2.2. Dry convective boundary layer

This is the convective boundary layer scenario described by Sauer and Munoz-Esparza (2020). This case represents the boundary layer conditions at the SWiFT facility near Lubbock, Texas at 4 July 2012 during the period of 18Z-20Z (12:00–14:00 local time), the strongest period of convection on the day.

2.2.1. Input parameters

• Number of grid points: \([N_x,N_y,N_z]=[600,594,122]\)

• Isotropic grid spacings in the horizontal directions: \([dx,dy]=[20,20]\) m, vertical grid is \(dz=20\) m at the surface and stretched with verticalDeformFactor \(=0.80\)

• Domain size: \([12.0 \times 11.9 \times 3.0]\) km

• Model time step: \(0.05\) s

• Geostrophic wind: \([U_g,V_g]=[9,0]\) m/s

• Advection scheme: Hybrid 5th order upwind

• Time scheme: 3rd-order Runge Kutta

• Latitude: \(33.5^{\circ}\) N

• Surface potential temperature: \(309\) K

• Potential temperature profile:

\[\begin{split}\partial{\theta}/\partial z = \begin{cases} 0 & \text{if $z$ $\le$ 600 m}\\ 0.004 & \text{if $z$ > 600 m} \end{cases}\end{split}\]

• Surface heat flux: \(0.35\) Km/s

• Surface roughness length: \(z_0=0.05\) m

• Rayleigh damping layer: uppermost \(400\) m of the domain

• Initial perturbations: \(\pm 0.25\) K

• Depth of perturbations: \(400\) m

• Top boundary condition: free slip

• Lateral boundary conditions: periodic

• Time period: \(4\) h

2.2.2. Execute FastEddy

1. Create a working directory to run the FastEddy tutorials and change to that directory.

2. Create a Example02_CBL subdirectory and change to that directory.

3. The FastEddy code will write its output to an output subdirectory. Create an output directory, if one does not already exist.

4. Run FastEddy using the input parameters file Example02_CBL.in located in the tutorials/examples/ subdirectory of the FastEddy repository.

See Build and Run for instructions on how to build and run FastEddy on NSF NCAR’s High Performance Computing machines.

2.2.3. Visualize the output

1. Open the Jupyter notebook entitled MAKE_FE_TUTORIAL_PLOTS.ipynb.
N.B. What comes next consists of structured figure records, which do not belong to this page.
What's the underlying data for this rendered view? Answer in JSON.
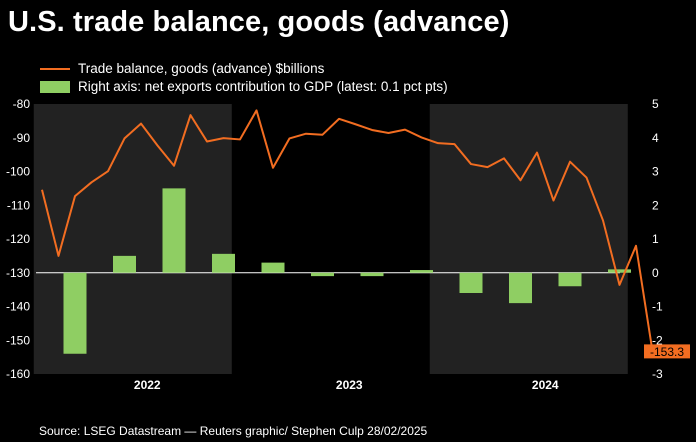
{
  "title": "U.S. trade balance, goods (advance)",
  "legend": {
    "line_label": "Trade balance, goods (advance) $billions",
    "bar_label": "Right axis: net exports contribution to GDP (latest: 0.1 pct pts)"
  },
  "source": "Source: LSEG Datastream — Reuters graphic/ Stephen Culp  28/02/2025",
  "colors": {
    "line": "#f26d21",
    "bar": "#8fce63",
    "shade": "#222222",
    "background": "#000000"
  },
  "chart_data": {
    "type": "line",
    "left_axis": {
      "ylim": [
        -160,
        -80
      ],
      "ticks": [
        -80,
        -90,
        -100,
        -110,
        -120,
        -130,
        -140,
        -150,
        -160
      ]
    },
    "right_axis": {
      "ylim": [
        -3,
        5
      ],
      "ticks": [
        5,
        4,
        3,
        2,
        1,
        0,
        -1,
        -2,
        -3
      ]
    },
    "x_axis_labels": [
      "2022",
      "2023",
      "2024"
    ],
    "series": [
      {
        "name": "Trade balance, goods (advance) $billions",
        "type": "line",
        "axis": "left",
        "x": [
          "2021-12",
          "2022-01",
          "2022-02",
          "2022-03",
          "2022-04",
          "2022-05",
          "2022-06",
          "2022-07",
          "2022-08",
          "2022-09",
          "2022-10",
          "2022-11",
          "2022-12",
          "2023-01",
          "2023-02",
          "2023-03",
          "2023-04",
          "2023-05",
          "2023-06",
          "2023-07",
          "2023-08",
          "2023-09",
          "2023-10",
          "2023-11",
          "2023-12",
          "2024-01",
          "2024-02",
          "2024-03",
          "2024-04",
          "2024-05",
          "2024-06",
          "2024-07",
          "2024-08",
          "2024-09",
          "2024-10",
          "2024-11",
          "2024-12",
          "2025-01"
        ],
        "values": [
          -105.4,
          -125.0,
          -107.3,
          -103.2,
          -99.9,
          -90.2,
          -85.8,
          -92.3,
          -98.3,
          -83.3,
          -91.1,
          -90.1,
          -90.5,
          -81.9,
          -98.9,
          -90.2,
          -88.8,
          -89.1,
          -84.4,
          -86.0,
          -87.7,
          -88.6,
          -87.6,
          -89.9,
          -91.6,
          -91.9,
          -97.8,
          -98.7,
          -96.1,
          -102.6,
          -94.4,
          -108.6,
          -97.1,
          -101.8,
          -114.5,
          -133.6,
          -122.0,
          -153.3
        ],
        "last_value_label": "-153.3"
      },
      {
        "name": "Right axis: net exports contribution to GDP (latest: 0.1 pct pts)",
        "type": "bar",
        "axis": "right",
        "x": [
          "2022-Q1",
          "2022-Q2",
          "2022-Q3",
          "2022-Q4",
          "2023-Q1",
          "2023-Q2",
          "2023-Q3",
          "2023-Q4",
          "2024-Q1",
          "2024-Q2",
          "2024-Q3",
          "2024-Q4"
        ],
        "values": [
          -2.4,
          0.5,
          2.5,
          0.56,
          0.3,
          -0.1,
          -0.1,
          0.08,
          -0.6,
          -0.9,
          -0.4,
          0.1
        ]
      }
    ]
  }
}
2. Under the “Define parameters” section, modify path_base, specifying the full path to the Example02_CBL subdirectory, but don’t include the Example02_CBL subdirectory. Be sure to include a trailing slash /).

3. Under the “Define parameters” section, modify case to set its value to convective.

4. Run the Jupyter notebook.

5. The resulting XY cross section png plots will be placed in a FIGS subdirectory of the Example02_CBL directory.

XY-plane views of instantaneous velocity components at \(t=4\) h (FE_CBL.288000):

XZ-plane views of instantaneous velocity components at \(t=4\) h (FE_CBL.288000):

Mean (domain horizontal average) vertical profiles of state variables at \(t=4\) h (FE_CBL.288000):

Horizontally-averaged vertical profiles of turbulence quantities \(t=3-4\) h [perturbations are computed at each point relative to the previous 1-hour mean, and then horizontally averaged]:

2.2.4. Analyze the output

• Using the XY and XZ cross sections, discuss the characteristics (scale and magnitude) of the resolved turbulence.

• What is the boundary layer height in the convective case?

• Using the vertical profile plots, explain why the boundary layer is unstable.